A intervalos, como flores que brotaran de pronto en medio del matorral de los silbidos, se elevaban desde los patios y los balcones voces que clamaban «¡Agua!» y que ningún funcionario del Gobierno ni representante del Condominio atendía.

—Una vez —decía yo, sin intención de reproche porque el portero después de todo no tenía la culpa—, vi por la puerta entreabierta del baño al dueño de la casa donde vivo que se lavaba los pies; había colocado un balde en medio del agua que llenaba la bañera, y se lavaba con un pie dentro del balde y el otro sobre el piso, para no contaminar con su propia suciedad al agua limpia almacenada para la tarde, cuando cesa el suministro. De ese modo, introduciendo el detalle pintoresco en la vida cotidiana, el romano se evita tener que dar largos viajes por el mundo en busca de emociones y costumbres exóticas.

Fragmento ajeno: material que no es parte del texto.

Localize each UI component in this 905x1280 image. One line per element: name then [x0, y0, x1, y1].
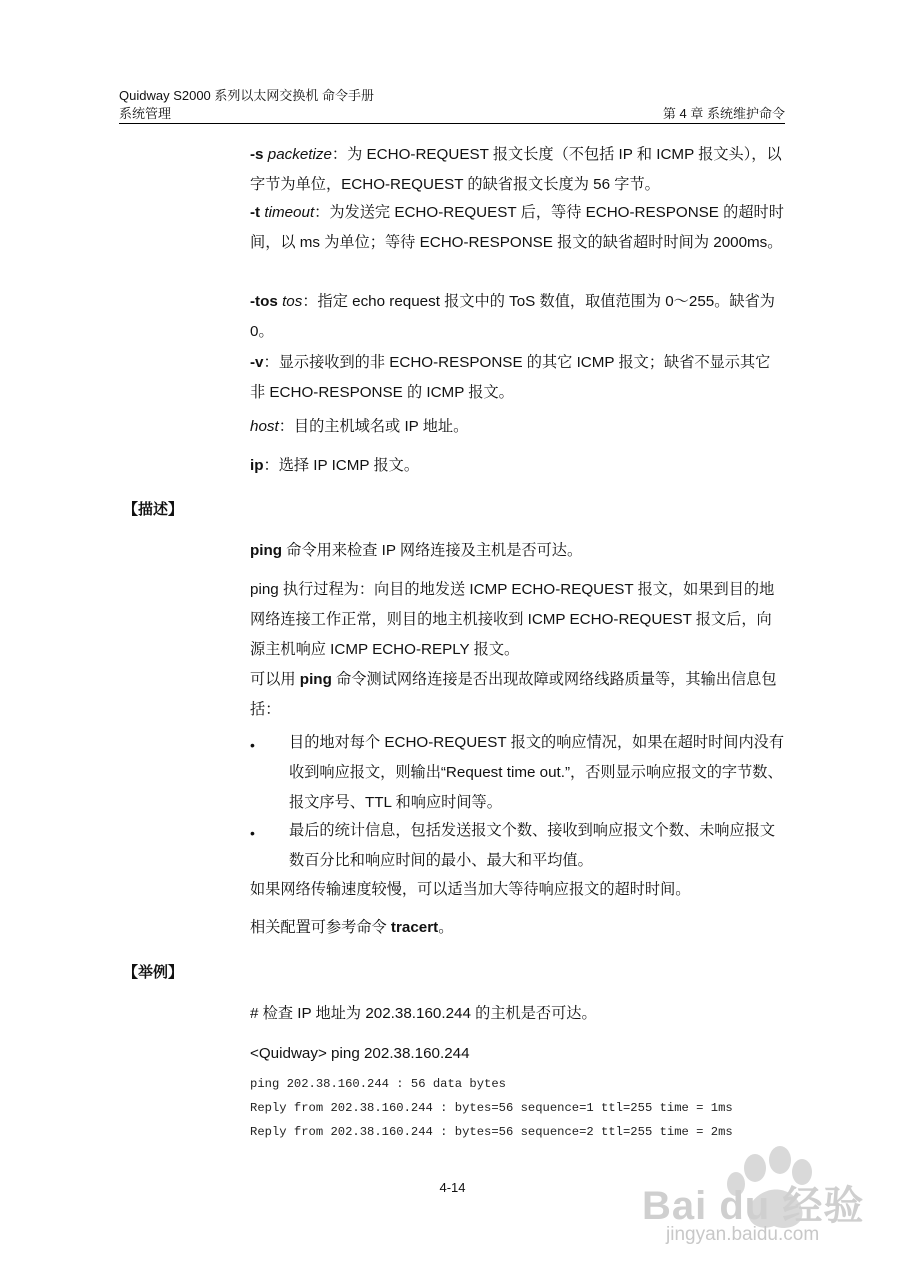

—El hijo menor de la señora Bertucci —me explicaba el hombre mientras se servía su eterna taza de café—, la del departamento siete, cuerpo B, tendrá unos cuarenta años, y usa siempre corbatas de moño; basta verlo para colegir su amor al vuelo. Cuando entra en las piezas no parece provenir del piso contiguo, sino de una mesa, o en el mejor de los casos de un banco. Como quien juega al avión, abre los brazos para caminar, rozando con la punta de los dedos la superficie de los muebles. A veces zumba. Se sienta, tenso, sobre el borde de la silla, dispuesto a obedecer cualquier llamado repentino que le venga del aire. La señora Bertucci, desde una vez que lo vio volar sobre un techo peligroso, no abre más la ventana, ¿ve, es aquella que está siempre cerrada en el segundo piso? —y me la señalaba—, ni siquiera la abre en agosto cuando hace tanto calor. También ella es una mujer rica, y usa perfumes excéntricos, con olor a comida; quién sabe dónde los consigue. Baja las escaleras como una ráfaga de cordero al horno o de pescado hervido.

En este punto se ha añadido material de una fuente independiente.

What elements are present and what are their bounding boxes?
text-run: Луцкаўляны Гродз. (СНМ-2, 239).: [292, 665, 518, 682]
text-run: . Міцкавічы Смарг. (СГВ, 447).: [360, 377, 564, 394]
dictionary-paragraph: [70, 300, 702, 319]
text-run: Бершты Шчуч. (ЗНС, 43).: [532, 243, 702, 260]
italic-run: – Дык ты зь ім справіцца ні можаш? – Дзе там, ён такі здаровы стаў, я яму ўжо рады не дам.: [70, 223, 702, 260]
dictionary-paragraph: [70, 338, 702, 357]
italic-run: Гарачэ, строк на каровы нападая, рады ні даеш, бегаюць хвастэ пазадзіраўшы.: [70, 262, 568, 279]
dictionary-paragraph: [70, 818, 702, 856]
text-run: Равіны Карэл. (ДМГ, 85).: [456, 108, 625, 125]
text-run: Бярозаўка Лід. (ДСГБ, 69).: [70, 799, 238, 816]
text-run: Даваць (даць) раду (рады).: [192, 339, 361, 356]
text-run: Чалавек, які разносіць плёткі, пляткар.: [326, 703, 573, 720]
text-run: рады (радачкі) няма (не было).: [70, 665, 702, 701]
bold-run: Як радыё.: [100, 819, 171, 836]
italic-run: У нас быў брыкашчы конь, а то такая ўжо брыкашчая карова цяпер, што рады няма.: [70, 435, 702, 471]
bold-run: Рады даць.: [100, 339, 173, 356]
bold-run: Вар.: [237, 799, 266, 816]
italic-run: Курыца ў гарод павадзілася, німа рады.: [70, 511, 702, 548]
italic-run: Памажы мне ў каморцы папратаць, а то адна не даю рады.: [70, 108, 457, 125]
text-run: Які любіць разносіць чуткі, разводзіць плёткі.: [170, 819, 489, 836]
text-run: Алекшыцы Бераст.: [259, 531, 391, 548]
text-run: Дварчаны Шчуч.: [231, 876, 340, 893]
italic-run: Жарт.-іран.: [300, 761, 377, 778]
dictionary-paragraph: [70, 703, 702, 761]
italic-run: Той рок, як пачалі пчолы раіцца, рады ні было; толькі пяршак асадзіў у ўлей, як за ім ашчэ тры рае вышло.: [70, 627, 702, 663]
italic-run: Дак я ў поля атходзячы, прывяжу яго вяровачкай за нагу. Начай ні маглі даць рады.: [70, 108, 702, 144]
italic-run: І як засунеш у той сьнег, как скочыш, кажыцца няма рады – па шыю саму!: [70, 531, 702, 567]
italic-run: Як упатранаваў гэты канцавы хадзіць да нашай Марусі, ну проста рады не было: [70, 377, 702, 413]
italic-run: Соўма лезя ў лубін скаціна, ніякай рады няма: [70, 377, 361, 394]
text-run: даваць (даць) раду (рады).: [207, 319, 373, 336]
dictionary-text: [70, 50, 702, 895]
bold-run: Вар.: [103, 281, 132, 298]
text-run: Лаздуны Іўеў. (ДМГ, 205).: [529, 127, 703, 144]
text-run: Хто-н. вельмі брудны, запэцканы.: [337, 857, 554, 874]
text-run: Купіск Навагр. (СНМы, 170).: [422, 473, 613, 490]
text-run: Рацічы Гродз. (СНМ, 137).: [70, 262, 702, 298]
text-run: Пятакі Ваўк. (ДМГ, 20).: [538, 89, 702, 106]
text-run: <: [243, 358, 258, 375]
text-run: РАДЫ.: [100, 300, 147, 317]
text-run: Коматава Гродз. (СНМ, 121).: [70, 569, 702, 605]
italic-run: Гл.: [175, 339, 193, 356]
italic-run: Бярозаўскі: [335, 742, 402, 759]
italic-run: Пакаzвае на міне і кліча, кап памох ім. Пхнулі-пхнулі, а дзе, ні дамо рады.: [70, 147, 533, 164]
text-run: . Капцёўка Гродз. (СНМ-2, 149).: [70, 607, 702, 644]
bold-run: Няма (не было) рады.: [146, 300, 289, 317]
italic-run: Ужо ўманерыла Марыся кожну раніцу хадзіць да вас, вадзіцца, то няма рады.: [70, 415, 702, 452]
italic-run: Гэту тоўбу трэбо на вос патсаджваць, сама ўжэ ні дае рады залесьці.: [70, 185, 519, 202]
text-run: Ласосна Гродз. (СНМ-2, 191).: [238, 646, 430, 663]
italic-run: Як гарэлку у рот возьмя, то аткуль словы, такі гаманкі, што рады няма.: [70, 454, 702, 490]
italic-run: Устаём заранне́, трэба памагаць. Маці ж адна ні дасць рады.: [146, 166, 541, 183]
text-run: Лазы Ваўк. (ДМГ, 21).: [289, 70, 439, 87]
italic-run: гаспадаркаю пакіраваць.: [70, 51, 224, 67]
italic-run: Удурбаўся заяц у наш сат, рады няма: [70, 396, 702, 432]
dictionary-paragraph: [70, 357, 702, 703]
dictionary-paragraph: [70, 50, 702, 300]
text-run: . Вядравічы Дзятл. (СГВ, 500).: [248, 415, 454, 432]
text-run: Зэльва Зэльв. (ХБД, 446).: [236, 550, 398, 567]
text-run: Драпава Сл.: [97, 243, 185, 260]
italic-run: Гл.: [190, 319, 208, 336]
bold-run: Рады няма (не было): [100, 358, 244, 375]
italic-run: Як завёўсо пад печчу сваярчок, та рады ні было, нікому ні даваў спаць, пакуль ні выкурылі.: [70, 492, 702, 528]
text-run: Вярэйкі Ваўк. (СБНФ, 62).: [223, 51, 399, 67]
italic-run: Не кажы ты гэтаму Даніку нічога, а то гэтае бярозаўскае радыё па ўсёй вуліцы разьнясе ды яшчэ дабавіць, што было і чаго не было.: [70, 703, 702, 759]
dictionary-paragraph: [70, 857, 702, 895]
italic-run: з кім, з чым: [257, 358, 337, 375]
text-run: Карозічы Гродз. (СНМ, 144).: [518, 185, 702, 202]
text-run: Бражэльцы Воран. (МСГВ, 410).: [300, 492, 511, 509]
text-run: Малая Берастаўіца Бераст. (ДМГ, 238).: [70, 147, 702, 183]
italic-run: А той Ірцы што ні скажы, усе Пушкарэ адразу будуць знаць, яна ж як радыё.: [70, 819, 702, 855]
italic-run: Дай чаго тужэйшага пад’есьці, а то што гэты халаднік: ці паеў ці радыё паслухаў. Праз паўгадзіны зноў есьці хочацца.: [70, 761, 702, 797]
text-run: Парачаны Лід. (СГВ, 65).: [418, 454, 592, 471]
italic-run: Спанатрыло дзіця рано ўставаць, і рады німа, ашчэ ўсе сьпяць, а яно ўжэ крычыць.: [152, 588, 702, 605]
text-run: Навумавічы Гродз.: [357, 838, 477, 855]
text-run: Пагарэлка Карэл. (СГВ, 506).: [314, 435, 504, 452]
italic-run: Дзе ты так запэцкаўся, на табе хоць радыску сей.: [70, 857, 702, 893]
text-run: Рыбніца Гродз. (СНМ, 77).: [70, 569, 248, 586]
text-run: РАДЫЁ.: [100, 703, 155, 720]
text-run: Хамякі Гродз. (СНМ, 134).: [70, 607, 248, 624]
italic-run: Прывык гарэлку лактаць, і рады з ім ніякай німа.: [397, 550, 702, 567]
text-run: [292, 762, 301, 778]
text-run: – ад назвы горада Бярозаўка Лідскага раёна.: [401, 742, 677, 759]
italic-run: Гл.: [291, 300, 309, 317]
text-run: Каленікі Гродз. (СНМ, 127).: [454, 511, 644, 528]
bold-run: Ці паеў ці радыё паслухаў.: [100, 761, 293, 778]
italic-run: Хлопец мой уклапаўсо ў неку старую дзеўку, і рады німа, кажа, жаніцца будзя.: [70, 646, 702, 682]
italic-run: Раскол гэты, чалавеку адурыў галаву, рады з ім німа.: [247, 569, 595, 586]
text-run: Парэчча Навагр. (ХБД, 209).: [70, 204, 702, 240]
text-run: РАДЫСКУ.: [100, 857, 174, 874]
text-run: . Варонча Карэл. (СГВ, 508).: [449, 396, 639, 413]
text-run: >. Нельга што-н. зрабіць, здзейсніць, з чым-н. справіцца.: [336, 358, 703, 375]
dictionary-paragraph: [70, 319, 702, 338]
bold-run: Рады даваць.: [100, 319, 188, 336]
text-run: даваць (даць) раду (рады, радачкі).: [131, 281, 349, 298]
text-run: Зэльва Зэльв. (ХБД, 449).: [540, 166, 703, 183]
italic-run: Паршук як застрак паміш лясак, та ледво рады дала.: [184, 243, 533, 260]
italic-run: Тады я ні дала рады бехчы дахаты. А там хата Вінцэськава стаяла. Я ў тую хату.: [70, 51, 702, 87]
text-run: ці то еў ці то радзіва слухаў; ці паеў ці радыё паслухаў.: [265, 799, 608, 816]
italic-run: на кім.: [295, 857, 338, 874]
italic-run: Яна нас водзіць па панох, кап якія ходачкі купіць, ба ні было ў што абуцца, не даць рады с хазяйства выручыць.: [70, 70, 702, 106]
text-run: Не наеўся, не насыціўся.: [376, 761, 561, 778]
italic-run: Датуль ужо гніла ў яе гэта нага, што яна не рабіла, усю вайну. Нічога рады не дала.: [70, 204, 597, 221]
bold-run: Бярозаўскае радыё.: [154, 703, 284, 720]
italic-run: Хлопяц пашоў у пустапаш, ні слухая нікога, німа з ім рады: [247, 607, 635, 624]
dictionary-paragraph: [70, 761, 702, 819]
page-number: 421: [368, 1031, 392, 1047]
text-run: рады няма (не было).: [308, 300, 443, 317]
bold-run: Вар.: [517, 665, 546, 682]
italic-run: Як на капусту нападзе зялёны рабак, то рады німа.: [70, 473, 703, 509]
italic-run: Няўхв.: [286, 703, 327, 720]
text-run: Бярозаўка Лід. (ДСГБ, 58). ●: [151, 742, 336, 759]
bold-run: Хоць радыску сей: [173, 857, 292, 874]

—Ayer volvía con dos amigos por la Via Appia Antigua —le decía yo, siempre afecto a la nota lírico-descriptiva— entre ruinas de ruinas al atardecer; del otro lado de un portón, vimos a un muchacho escondido que observaba con atención a una pareja también escondida dentro de un sepulcro; cuando vio que lo habíamos visto se escapó rápidamente en una bicicleta.

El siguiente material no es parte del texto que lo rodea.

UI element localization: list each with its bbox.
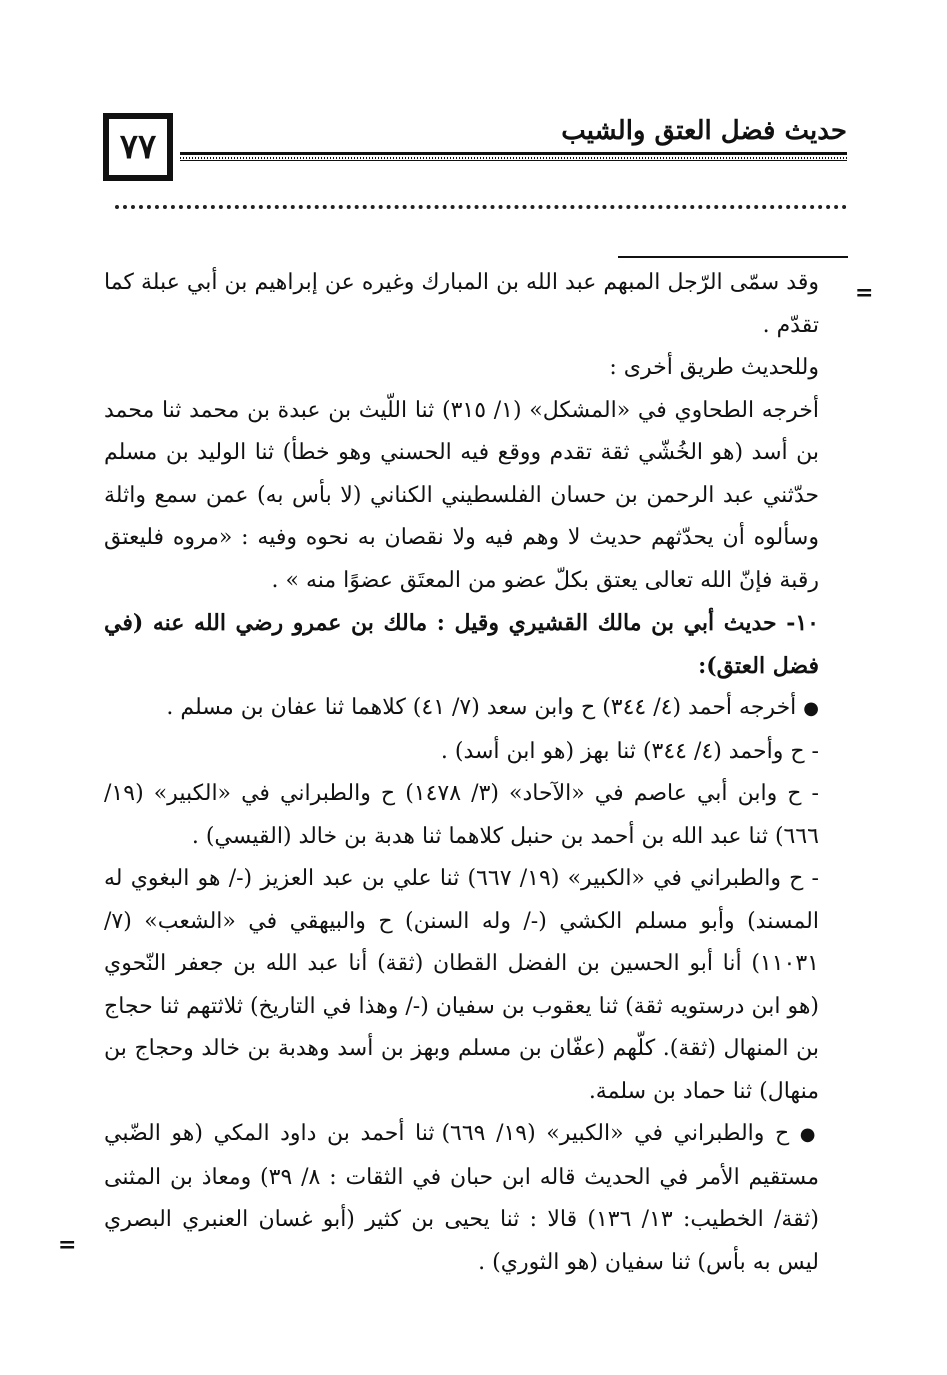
dotted-separator — [115, 205, 847, 209]
paragraph — [104, 773, 819, 858]
section-heading-text: ١٠- حديث أبي بن مالك القشيري وقيل : مالك بن عمرو رضي الله عنه (في فضل العتق): — [104, 610, 819, 679]
paragraph — [104, 858, 819, 1113]
header-rule — [180, 152, 847, 161]
page-number-text: ٧٧ — [119, 127, 157, 167]
paragraph-text: ح والطبراني في «الكبير» (١٩/ ٦٦٩) ثنا أحمد بن داود المكي (هو الضّبي مستقيم الأمر في الحديث قاله ابن حبان في الثقات : ٨/ ٣٩) ومعاذ بن المثنى (ثقة/ الخطيب: ١٣/ ١٣٦) قالا : ثنا يحيى بن كثير (أبو غسان العنبري البصري ليس به بأس) ثنا سفيان (هو الثوري) . — [104, 1121, 820, 1275]
bullet-icon: ● — [803, 698, 819, 719]
paragraph-text: أخرجه الطحاوي في «المشكل» (١/ ٣١٥) ثنا اللّيث بن عبدة بن محمد ثنا محمد بن أسد (هو الخُشّي ثقة تقدم ووقع فيه الحسني وهو خطأ) ثنا الوليد بن مسلم حدّثني عبد الرحمن بن حسان الفلسطيني الكناني (لا بأس به) عمن سمع واثلة وسألوه أن يحدّثهم حديث لا وهم فيه ولا نقصان به نحوه وفيه : «مروه فليعتق رقبة فإنّ الله تعالى يعتق بكلّ عضو من المعتَق عضوًا منه » . — [104, 397, 820, 593]
paragraph-text: - ح وأحمد (٤/ ٣٤٤) ثنا بهز (هو ابن أسد) . — [440, 738, 819, 764]
section-heading — [104, 602, 819, 687]
footnote-rule — [618, 256, 848, 258]
body-text — [104, 262, 819, 1284]
margin-mark-bottom: = — [58, 1232, 77, 1258]
margin-mark-top: = — [855, 280, 874, 306]
paragraph — [104, 347, 819, 390]
paragraph-text: - ح والطبراني في «الكبير» (١٩/ ٦٦٧) ثنا علي بن عبد العزيز (-/ هو البغوي له المسند) وأبو مسلم الكشي (-/ وله السنن) ح والبيهقي في «الشعب» (٧/ ١١٠٣١) أنا أبو الحسين بن الفضل القطان (ثقة) أنا عبد الله بن جعفر النّحوي (هو ابن درستويه ثقة) ثنا يعقوب بن سفيان (-/ وهذا في التاريخ) ثلاثتهم ثنا حجاج بن المنهال (ثقة). كلّهم (عفّان بن مسلم وبهز بن أسد وهدبة بن خالد وحجاج بن منهال) ثنا حماد بن سلمة. — [104, 866, 819, 1104]
paragraph — [104, 262, 819, 347]
paragraph-text: وقد سمّى الرّجل المبهم عبد الله بن المبارك وغيره عن إبراهيم بن أبي عبلة كما تقدّم . — [104, 270, 819, 338]
paragraph — [104, 1113, 819, 1284]
page-number — [103, 113, 173, 181]
bullet-icon: ● — [799, 1124, 820, 1145]
paragraph-text: - ح وابن أبي عاصم في «الآحاد» (٣/ ١٤٧٨) ح والطبراني في «الكبير» (١٩/ ٦٦٦) ثنا عبد الله بن أحمد بن حنبل كلاهما ثنا هدبة بن خالد (القيسي) . — [104, 781, 819, 849]
paragraph — [104, 687, 819, 731]
running-title: حديث فضل العتق والشيب — [561, 116, 847, 146]
paragraph-text: وللحديث طريق أخرى : — [609, 355, 819, 380]
paragraph — [104, 731, 819, 774]
paragraph-text: أخرجه أحمد (٤/ ٣٤٤) ح وابن سعد (٧/ ٤١) كلاهما ثنا عفان بن مسلم . — [166, 695, 797, 720]
paragraph — [104, 390, 819, 603]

El portero me interrumpía con un ademán, para citar un dístico en inglés que seguramente había aprendido de algún negro spiritual de moda:

—The tomb is a quiet and prívate place,

But none I think do there embrace.

—Más tarde, ya casi de noche —proseguía yo, sin hacerle caso—, volvimos a verlo, recortado sobre el cielo morado, trepando agazapado por un terraplén detrás de unas ruinas altas, persiguiendo otro par de sombras. Mis amigos me explicaron que era un cazador de amantes; de estos cazadores ya quedan pocos, al parecer han sido diezmados por las enfermedades del crepúsculo. El muchacho espiaba los sepulcros, y yo lo espiaba a él, sin saber quién, seguramente, estaría espiándome a mí. Me sentía tan cansado de todo que ya ni conversaba con mis amigos, y los dejaba adelantarse, el más alto con un brazo sobre los hombros del más bajo, melancólicos y oscuros bajo el aire lila denso de murciélagos.